Reading Dark Horse Comics’ The Star Wars, the adaptation of George Lucas’s first draft of the Star Wars screenplay from back in 1974, is, if nothing else, a strange experience.
And it is strange on a couple of levels; first, there’s the simple cognitive dissonance that occurs seeing an old dude with a white beard named Luke Skywalker, a dude with a greasy Guy Gardner haircut named Darth Vader, and small two-man fighter ships called Star Destroyers. Second, it is strange because this comic is coming out about 18 years into the Internet age, and any movie fan worth a damn has already long ago downloaded one of the early drafts of the Star Wars script from Drew’s Script-O-Rama (at one time or another, the first four drafts were out there for the taking), and already knows at least some of what’s coming in this comic.
And third, having glanced at those early drafts, we know that what is coming really isn’t all that great, at least compared to the real Star Wars.
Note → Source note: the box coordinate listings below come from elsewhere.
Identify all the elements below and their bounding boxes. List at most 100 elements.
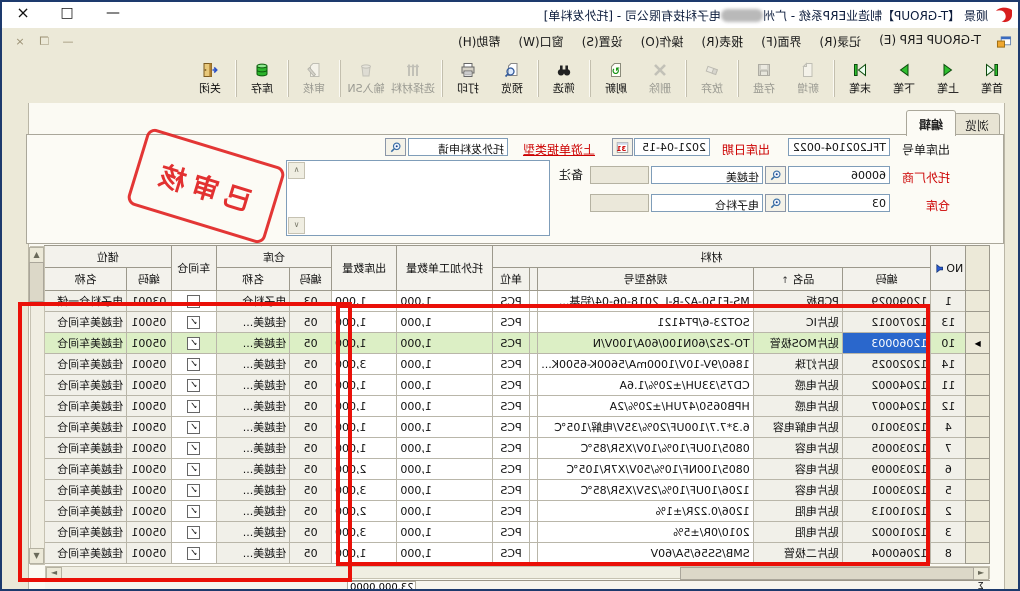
cell-location-name[interactable]: 佳越美车间仓: [45, 333, 127, 354]
cell-unit[interactable]: PCS: [492, 480, 530, 501]
vendor-code-field[interactable]: 60006: [788, 166, 890, 184]
cell-out-qty[interactable]: 3,000: [331, 354, 396, 375]
cell-material-code[interactable]: 12010013: [842, 501, 930, 522]
cell-spec[interactable]: HPB0650/47UH/±20%/2A: [538, 396, 753, 417]
menu-report[interactable]: 报表(R): [692, 29, 752, 54]
cell-order-qty[interactable]: 1,000: [397, 396, 492, 417]
cell-order-qty[interactable]: 1,000: [397, 501, 492, 522]
toolbar-first-record-button[interactable]: 首笔: [970, 56, 1014, 101]
col-header-location-code[interactable]: 编码: [127, 268, 171, 291]
scroll-down-arrow[interactable]: ▼: [29, 548, 44, 564]
cell-out-qty[interactable]: 1,000: [331, 312, 396, 333]
cell-no[interactable]: 1: [931, 291, 966, 312]
cell-warehouse-code[interactable]: 05: [290, 375, 332, 396]
out-date-field[interactable]: 2021-04-15: [634, 138, 710, 156]
cell-no[interactable]: 3: [931, 522, 966, 543]
cell-order-qty[interactable]: 1,000: [397, 438, 492, 459]
cell-material-code[interactable]: 12030005: [842, 438, 930, 459]
cell-material-code[interactable]: 12040002: [842, 375, 930, 396]
cell-no[interactable]: 6: [931, 459, 966, 480]
cell-unit[interactable]: PCS: [492, 459, 530, 480]
workshop-checkbox[interactable]: ✓: [187, 442, 200, 455]
workshop-checkbox[interactable]: ✓: [187, 484, 200, 497]
cell-material-code[interactable]: 12070012: [842, 312, 930, 333]
cell-material-name[interactable]: 贴片电感: [753, 375, 842, 396]
cell-unit[interactable]: PCS: [492, 438, 530, 459]
cell-unit[interactable]: PCS: [492, 291, 530, 312]
cell-location-name[interactable]: 佳越美车间仓: [45, 312, 127, 333]
cell-out-qty[interactable]: 1,000: [331, 375, 396, 396]
workshop-checkbox[interactable]: ✓: [187, 505, 200, 518]
col-header-warehouse-name[interactable]: 名称: [216, 268, 289, 291]
toolbar-last-record-button[interactable]: 末笔: [838, 56, 882, 101]
cell-material-name[interactable]: 贴片MOS极管: [753, 333, 842, 354]
cell-material-code[interactable]: 12030001: [842, 480, 930, 501]
cell-material-code[interactable]: 12030010: [842, 417, 930, 438]
cell-unit[interactable]: PCS: [492, 501, 530, 522]
cell-location-code[interactable]: 05001: [127, 375, 171, 396]
toolbar-preview-button[interactable]: 预览: [490, 56, 534, 101]
minimize-button[interactable]: —: [100, 3, 126, 23]
cell-location-code[interactable]: 05001: [127, 312, 171, 333]
cell-warehouse-name[interactable]: 佳越美...: [216, 375, 289, 396]
upstream-type-field[interactable]: 托外发料申请: [408, 138, 508, 156]
cell-location-name[interactable]: 佳越美车间仓: [45, 543, 127, 564]
cell-warehouse-code[interactable]: 05: [290, 501, 332, 522]
cell-material-name[interactable]: 贴片二极管: [753, 543, 842, 564]
cell-out-qty[interactable]: 1,000: [331, 438, 396, 459]
cell-out-qty[interactable]: 3,000: [331, 522, 396, 543]
cell-spec[interactable]: SOT23-6/PT4121: [538, 312, 753, 333]
mdi-restore-button[interactable]: ❐: [36, 35, 52, 48]
menu-interface[interactable]: 界面(F): [752, 29, 810, 54]
scroll-up-arrow[interactable]: ∧: [288, 162, 305, 179]
scrollbar-thumb[interactable]: [29, 262, 44, 302]
calendar-button[interactable]: [612, 138, 633, 156]
cell-material-name[interactable]: 贴片电解电容: [753, 417, 842, 438]
cell-unit[interactable]: PCS: [492, 396, 530, 417]
cell-order-qty[interactable]: 1,000: [397, 312, 492, 333]
workshop-checkbox[interactable]: ✓: [187, 358, 200, 371]
cell-warehouse-code[interactable]: 05: [290, 312, 332, 333]
col-header-no[interactable]: NO: [931, 246, 966, 291]
cell-order-qty[interactable]: 1,000: [397, 480, 492, 501]
cell-spec[interactable]: 1206/0.22R/±1%: [538, 501, 753, 522]
vendor-lookup-button[interactable]: [765, 166, 786, 184]
workshop-checkbox[interactable]: ✓: [187, 316, 200, 329]
cell-unit[interactable]: PCS: [492, 375, 530, 396]
cell-no[interactable]: 2: [931, 501, 966, 522]
cell-order-qty[interactable]: 1,000: [397, 354, 492, 375]
cell-warehouse-code[interactable]: 05: [290, 543, 332, 564]
col-header-unit[interactable]: 单位: [492, 268, 530, 291]
cell-material-code[interactable]: 12060003: [842, 333, 930, 354]
cell-warehouse-name[interactable]: 佳越美...: [216, 396, 289, 417]
cell-warehouse-code[interactable]: 05: [290, 438, 332, 459]
toolbar-filter-button[interactable]: 筛选: [542, 56, 586, 101]
cell-location-name[interactable]: 电子料仓一储: [45, 291, 127, 312]
menu-tgroup-erp[interactable]: T-GROUP ERP (E): [870, 29, 990, 54]
cell-location-code[interactable]: 05001: [127, 438, 171, 459]
cell-unit[interactable]: PCS: [492, 417, 530, 438]
cell-warehouse-code[interactable]: 05: [290, 522, 332, 543]
cell-warehouse-name[interactable]: 佳越美...: [216, 501, 289, 522]
cell-location-code[interactable]: 05001: [127, 333, 171, 354]
workshop-checkbox[interactable]: [187, 295, 200, 308]
col-header-order-qty[interactable]: 托外加工单数量: [397, 246, 492, 291]
cell-no[interactable]: 7: [931, 438, 966, 459]
cell-location-code[interactable]: 03001: [127, 291, 171, 312]
workshop-checkbox[interactable]: ✓: [187, 337, 200, 350]
cell-warehouse-name[interactable]: 佳越美...: [216, 480, 289, 501]
cell-location-name[interactable]: 佳越美车间仓: [45, 396, 127, 417]
cell-no[interactable]: 11: [931, 375, 966, 396]
cell-location-name[interactable]: 佳越美车间仓: [45, 522, 127, 543]
cell-out-qty[interactable]: 2,000: [331, 501, 396, 522]
cell-order-qty[interactable]: 1,000: [397, 291, 492, 312]
cell-material-code[interactable]: 12010002: [842, 522, 930, 543]
toolbar-close-button[interactable]: 关闭: [188, 56, 232, 101]
tab-edit[interactable]: 编辑: [906, 110, 956, 136]
cell-order-qty[interactable]: 1,000: [397, 522, 492, 543]
cell-material-name[interactable]: 贴片电容: [753, 438, 842, 459]
cell-warehouse-name[interactable]: 佳越美...: [216, 522, 289, 543]
warehouse-lookup-button[interactable]: [765, 194, 786, 212]
cell-location-name[interactable]: 佳越美车间仓: [45, 417, 127, 438]
toolbar-next-record-button[interactable]: 下笔: [882, 56, 926, 101]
After all, this is a story originally written by George Lucas, who based on the prequels, clearly caught lightning in a bottle with that final revision of the shooting draft for Star Wars, and if this was a just universe, he then would have immediately had the language center of his brain scraped away in a lobotomy-like procedure.
And you will see a lot of elements of the prequels in this comic book, with some of Lucas’s worst instincts in Star Wars storytelling on display… including a little blond moppet shouting, “Yippee!”